Morgan Stanley Institutional Mid Cap Growth MPEGX and Morgan Stanley Institutional Small Company Growth MSSGX clocked in next at 9.3% and 8.2% of total assets, respectively. Both funds are overseen by a well-respected team led by Dennis Lynch. The managers seek up-and-coming companies that can disrupt established industries. They've invested in private companies for several years, being early investors in Twitter TWTR and Facebook FB at their other funds.
However, the overall size of these bets has risen, as Morgan Stanley Institutional Mid Cap Growth had invested 2.1% across three private companies (Groupon GRPN, Zynga ZNGA, and Better Place LLC) as of June 2011. The fund's private-company stake remained under 3% of assets for the next few years but ticked up to 5% by December 2014, almost 7% by June 2015, and past 9% as of June 2016, with investments in four companies: Palantir, Flipkart, Dropbox, and SurveyMonkey. The first three of those names remained top-20 positions in the fund as of June 2016.

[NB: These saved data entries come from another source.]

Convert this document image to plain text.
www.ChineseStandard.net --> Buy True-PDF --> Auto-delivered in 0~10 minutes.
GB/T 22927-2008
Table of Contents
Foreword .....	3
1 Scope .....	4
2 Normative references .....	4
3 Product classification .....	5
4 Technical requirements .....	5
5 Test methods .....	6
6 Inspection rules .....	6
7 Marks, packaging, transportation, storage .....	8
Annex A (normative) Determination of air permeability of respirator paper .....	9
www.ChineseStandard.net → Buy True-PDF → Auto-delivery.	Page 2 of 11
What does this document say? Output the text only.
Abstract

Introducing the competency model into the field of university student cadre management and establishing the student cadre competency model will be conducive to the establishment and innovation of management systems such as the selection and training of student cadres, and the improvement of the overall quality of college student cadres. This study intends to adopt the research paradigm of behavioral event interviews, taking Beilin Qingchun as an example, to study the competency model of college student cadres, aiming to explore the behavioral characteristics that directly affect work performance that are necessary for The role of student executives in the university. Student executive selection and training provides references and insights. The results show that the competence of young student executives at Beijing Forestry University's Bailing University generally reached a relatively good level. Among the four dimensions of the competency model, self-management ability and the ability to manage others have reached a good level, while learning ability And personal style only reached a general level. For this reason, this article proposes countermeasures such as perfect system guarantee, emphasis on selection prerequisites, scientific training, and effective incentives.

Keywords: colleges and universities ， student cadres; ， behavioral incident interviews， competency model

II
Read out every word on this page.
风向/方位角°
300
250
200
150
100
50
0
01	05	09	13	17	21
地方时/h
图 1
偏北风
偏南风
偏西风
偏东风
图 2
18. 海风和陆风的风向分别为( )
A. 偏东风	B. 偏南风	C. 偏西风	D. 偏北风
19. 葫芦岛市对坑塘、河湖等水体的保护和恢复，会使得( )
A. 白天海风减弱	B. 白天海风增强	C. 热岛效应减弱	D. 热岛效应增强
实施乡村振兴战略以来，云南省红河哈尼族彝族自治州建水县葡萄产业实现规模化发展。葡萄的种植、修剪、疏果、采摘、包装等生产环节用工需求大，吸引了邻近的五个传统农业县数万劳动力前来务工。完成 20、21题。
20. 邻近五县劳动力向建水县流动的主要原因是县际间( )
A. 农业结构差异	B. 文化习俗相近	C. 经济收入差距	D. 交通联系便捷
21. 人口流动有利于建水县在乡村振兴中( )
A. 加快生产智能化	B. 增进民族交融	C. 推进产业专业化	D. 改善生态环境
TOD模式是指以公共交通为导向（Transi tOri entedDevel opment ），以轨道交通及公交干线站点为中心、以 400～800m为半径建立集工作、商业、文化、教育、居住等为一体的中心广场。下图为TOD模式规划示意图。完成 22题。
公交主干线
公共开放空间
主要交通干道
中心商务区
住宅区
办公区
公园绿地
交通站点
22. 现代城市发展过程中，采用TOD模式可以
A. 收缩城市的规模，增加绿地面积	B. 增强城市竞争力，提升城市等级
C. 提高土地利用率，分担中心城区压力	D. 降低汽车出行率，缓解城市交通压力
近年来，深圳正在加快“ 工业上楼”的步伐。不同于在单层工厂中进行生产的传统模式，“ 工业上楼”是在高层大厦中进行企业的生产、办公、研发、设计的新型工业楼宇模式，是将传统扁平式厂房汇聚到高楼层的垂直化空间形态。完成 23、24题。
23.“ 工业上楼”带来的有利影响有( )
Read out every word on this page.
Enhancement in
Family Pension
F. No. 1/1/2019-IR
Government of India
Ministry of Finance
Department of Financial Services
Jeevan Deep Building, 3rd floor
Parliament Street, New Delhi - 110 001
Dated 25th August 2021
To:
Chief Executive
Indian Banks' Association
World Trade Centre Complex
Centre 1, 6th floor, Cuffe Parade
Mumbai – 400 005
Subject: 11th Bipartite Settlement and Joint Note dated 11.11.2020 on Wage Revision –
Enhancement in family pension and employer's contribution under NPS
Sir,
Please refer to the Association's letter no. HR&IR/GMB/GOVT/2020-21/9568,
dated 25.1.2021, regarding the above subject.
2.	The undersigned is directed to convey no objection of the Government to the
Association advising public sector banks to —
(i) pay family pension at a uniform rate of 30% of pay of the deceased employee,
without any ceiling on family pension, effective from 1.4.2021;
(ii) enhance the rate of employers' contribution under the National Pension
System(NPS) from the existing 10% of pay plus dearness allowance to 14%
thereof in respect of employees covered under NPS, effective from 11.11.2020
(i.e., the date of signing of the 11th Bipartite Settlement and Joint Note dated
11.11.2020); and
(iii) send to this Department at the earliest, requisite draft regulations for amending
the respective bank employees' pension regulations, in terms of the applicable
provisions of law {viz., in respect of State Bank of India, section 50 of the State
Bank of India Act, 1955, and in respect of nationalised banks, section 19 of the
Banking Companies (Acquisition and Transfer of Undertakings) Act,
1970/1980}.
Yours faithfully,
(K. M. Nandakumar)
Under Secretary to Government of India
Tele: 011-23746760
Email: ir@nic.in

The rise in Morgan Stanley Institutional Mid Cap Growth's private-firm stake was not due to additional investments or appreciation of current holdings but rather a shrinking asset base fueled by a drop-off in performance. Fund assets decreased to $1.7 billion as of June 2016, down from a high of $8.5 billion in February 2014--coinciding with the time its performance peaked. With private-firm holdings lacking liquidity to help meet redemptions, the managers pared back all of the fund's public holdings in 2016's second quarter while adding just one new position.
This example highlights a risk of private-company ownership in an open-end structure. Investors can be fickle and may not stick around when the fund is going through a rough spell. Managers can be forced to trim or sell publicly traded stocks they may have preferred to keep. Portfolio construction can also appear out of whack, as the private, illiquid holdings soak up more of a fund's assets and drive more of the fund's performance than perhaps was initially intended.
While fund managers have shown greater inclination toward investing in private-firm equity over the past few years, the impact for most fund investors is minimal. A small percentage of funds invest in private-firm equities, and those that do tend to limit exposure to these investments, a wise move considering their illiquidity and company-specific risks. Private-firm equity investments should be monitored as part of routine fund due diligence to make sure such holdings are consistent with a fund's strategy, are not disrupting portfolio construction, and can withstand any challenge fund outflows might present. However, the inclusion of private-firm equity in the average investor's mutual funds--if it exists at all--is so marginal that it is of little concern.